Quelques années plus tard, il découvre que les voyages sur la terre matérielle peuvent se révéler presque aussi intéressants et instructifs qu’un périple dans le sidh. Plus chevelu que jamais, il visite le Congo, où tout le monde le prend pour Jésus ; se rend au Kenya dans le noble dessein d’enseigner la Macarena aux Massaïs. En Indonésie, il gravit le mont Agung, avec pour unique objectif de cuire son poulet dans les vapeurs volcaniques au sommet – pour se rendre compte finalement qu’il a oublié ledit poulet en bas, avec tout son pique-nique, car il faut se rappeler que c’est un auteur, et qu’en règle générale, les auteurs sont des gens fort distraits.

Pour finir, il accomplit le voyage qu’il ne pouvait manquer de faire un jour : il retourne en Inde, terre de ses origines. L’ashram, hélas, a disparu depuis belle lurette, remplacé par un luxueux hôtel aux mains d’une riche famille saoudienne. La rumeur veut toutefois que les cryptes sacrées des yogis aient été conservées au-dessous de l’immeuble. Souhaitant en avoir le cœur net, notre belge profite d’un instant d’inattention des vigiles pour se faufiler à l’intérieur, et emprunter directement la porte des caves. Au fond de ces dernières, il découvre un mur de pierre noire sculpté d’une longue suite de scènes mythologiques. Une œuvre emplie de bruit et de fureur, de dieux aux bras multiples, de chars redoutables et de yogis guerriers faisant pleuvoir sur leurs ennemis des nuées de disques acérés, expédiés avec les orteils.

Dans l’âme de notre héros, cette vue éveille des souvenirs d’enfance diffus, ainsi qu’une émotion certaine. Il décide sur-le-champ de consacrer sa vie à faire connaître au public les étonnants détours narratifs de ce récit ancestral, cette bande dessinée avant la lettre. Non sans prendre, bien sûr, quelques libertés avec la pierre gravée, parce que, tout de même, faut pas déconner, il a bien le droit d’y mettre son grain de sel, sinon, c’est pas drôle du tout. Après tout, il est auteur, c’est son privilège d’inventer des trucs. Non, peut-être ?

(Voilà. C’est tout ce qu’on sait de source à peu près sûre sur la jeunesse de notre belge de service. Le reste me parait trop fantaisiste pour qu’il soit pertinent de l’intégrer à sa biographie.)

(Mais toi, ami lecteur, sauras-tu démêler le vrai du faux ? Et du presque vrai? Et du vrai en un sens ? Et du quasi rien de vrai ?)
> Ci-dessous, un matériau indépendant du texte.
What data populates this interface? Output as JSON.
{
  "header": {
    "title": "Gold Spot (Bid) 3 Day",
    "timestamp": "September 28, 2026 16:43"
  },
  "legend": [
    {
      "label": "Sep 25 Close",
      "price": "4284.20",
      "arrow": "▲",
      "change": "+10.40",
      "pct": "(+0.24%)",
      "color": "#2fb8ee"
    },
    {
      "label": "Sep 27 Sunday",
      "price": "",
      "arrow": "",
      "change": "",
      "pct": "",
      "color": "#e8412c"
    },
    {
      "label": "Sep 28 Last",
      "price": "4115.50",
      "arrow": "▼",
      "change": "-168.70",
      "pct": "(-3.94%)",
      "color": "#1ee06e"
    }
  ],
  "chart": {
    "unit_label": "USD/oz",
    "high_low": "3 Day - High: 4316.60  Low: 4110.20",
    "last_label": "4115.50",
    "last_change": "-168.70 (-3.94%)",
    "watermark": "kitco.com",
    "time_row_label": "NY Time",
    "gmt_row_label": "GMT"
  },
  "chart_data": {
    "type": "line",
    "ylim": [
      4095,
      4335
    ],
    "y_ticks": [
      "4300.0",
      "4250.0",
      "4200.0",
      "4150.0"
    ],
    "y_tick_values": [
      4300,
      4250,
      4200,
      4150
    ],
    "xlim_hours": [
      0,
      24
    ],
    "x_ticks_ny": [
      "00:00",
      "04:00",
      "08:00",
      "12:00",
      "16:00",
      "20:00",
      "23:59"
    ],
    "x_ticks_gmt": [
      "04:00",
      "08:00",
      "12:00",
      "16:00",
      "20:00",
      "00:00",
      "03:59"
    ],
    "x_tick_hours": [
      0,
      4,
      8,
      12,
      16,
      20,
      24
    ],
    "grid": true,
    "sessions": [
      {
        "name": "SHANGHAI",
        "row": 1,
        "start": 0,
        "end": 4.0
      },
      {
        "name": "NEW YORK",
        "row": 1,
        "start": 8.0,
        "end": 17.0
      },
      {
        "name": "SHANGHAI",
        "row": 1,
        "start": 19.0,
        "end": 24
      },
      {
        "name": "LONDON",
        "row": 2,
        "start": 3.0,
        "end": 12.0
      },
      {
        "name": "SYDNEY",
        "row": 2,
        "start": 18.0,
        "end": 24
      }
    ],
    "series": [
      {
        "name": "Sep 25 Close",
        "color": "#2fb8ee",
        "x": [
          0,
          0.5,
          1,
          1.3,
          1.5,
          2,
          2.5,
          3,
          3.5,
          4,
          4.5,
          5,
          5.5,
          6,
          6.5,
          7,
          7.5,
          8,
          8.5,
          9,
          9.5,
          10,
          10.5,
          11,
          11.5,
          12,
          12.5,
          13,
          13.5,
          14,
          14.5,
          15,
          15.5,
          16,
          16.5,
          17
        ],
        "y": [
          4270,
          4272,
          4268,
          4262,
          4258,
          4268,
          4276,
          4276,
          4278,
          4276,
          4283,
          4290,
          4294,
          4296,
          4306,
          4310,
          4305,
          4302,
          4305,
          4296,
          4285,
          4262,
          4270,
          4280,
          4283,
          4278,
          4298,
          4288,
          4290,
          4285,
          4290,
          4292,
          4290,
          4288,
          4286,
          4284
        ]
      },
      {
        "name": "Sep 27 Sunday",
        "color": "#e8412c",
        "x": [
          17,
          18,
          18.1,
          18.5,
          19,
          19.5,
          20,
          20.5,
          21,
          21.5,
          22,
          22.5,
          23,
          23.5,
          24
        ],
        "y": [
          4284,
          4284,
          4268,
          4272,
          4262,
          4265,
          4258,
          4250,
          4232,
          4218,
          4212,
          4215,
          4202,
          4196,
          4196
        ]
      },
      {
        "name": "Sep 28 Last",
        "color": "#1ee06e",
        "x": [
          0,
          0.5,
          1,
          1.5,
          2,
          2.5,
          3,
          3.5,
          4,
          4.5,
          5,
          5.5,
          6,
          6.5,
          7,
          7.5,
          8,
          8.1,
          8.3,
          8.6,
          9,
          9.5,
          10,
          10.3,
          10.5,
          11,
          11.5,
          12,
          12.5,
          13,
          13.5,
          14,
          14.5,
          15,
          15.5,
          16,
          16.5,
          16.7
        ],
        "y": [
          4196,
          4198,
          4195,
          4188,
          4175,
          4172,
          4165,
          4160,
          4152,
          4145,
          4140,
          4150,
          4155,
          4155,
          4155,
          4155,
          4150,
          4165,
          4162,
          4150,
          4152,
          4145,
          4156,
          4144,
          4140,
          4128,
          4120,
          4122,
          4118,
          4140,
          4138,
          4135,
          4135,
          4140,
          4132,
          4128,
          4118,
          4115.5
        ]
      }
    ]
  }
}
On nous cache tout, mais on n’est pas des moutons ! Comme le prouve ce portrait saisissant de Dona Fabiola révélée par l’éclat de la pleine lune, la Reine de Belgique serait en réalité apparentée au célèbre Gentleman aux cheveux comme du duvet de chardon, et donc capable, comme lui, de voir et d’agir dans les deux mondes ! D’où l’hypothèse, formulée par certains, que notre auteur serait bel et bien originaire du sidh,  le rejeton de quelque faé lancé dans le Gange céleste – si bien que seule la vue onirique de la souveraine aurait permis de repérer son panier, encore invisible aux humains.  




Stefan Platteau et quelques amis du Petit peuple, 

portant le couvre-chef traditionnel des Nutons de Wallonie.